After successfully displaying an increase at the end of last week against the US dollar, the Australian dollar currency has managed to display a rising pattern for 3 days in a row.
The focus at the beginning of this week was directed to the report of the minutes of the Australian central bank meeting which was seen to have had a positive effect on the Australian dollar in the Asian session this morning (Tuesday).
Previously, the Reserve Bank of Australia (RBA) decided to raise the interest rate to 4.35% at the November meeting after the rate was maintained at 4.10% for the previous 4 meetings.
Examining the details of the minutes, the RBA sees the risk of inflation rising if interest rates are not raised.
Whether the move to raise interest rates will continue or not depends on the reading of the latest economic data as well as the assessment of economic risks.

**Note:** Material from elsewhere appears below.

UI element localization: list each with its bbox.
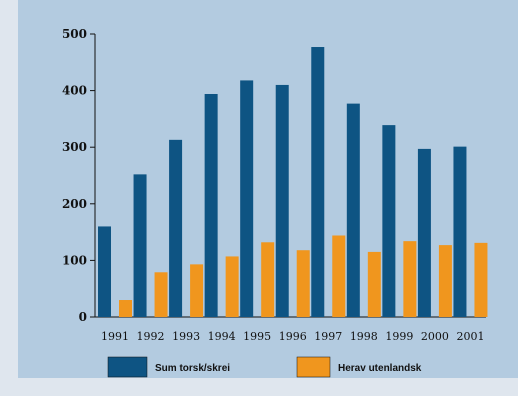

The meeting members agreed that the current rate is still low compared to most other countries.
Looking at the price chart of the AUD/USD currency pair, the price managed to surge in the Asian session yesterday opening the early week trading well.
The rise managed to break through the 0.654000 resistance before the price flattened above that zone in the European session and the New York session.
Reacting to the minute report in the Asian session this morning, the price continued higher to around 0.65850 before retreating slightly at the market opening of the European session.
The price is expected to continue its rise to test the resistance at the 0.66000 high while continuing to record a recent 3-month high.
If it breaks through that level, the next target for the price is to reach up to around 0.67000.
However, if the price decline begins to show below the 0.65400 level again, this will give an early sign for a change in the price trend.
A continued decline lower will test the 0.65000 level before continuing the bearish trend towards around 0.64500.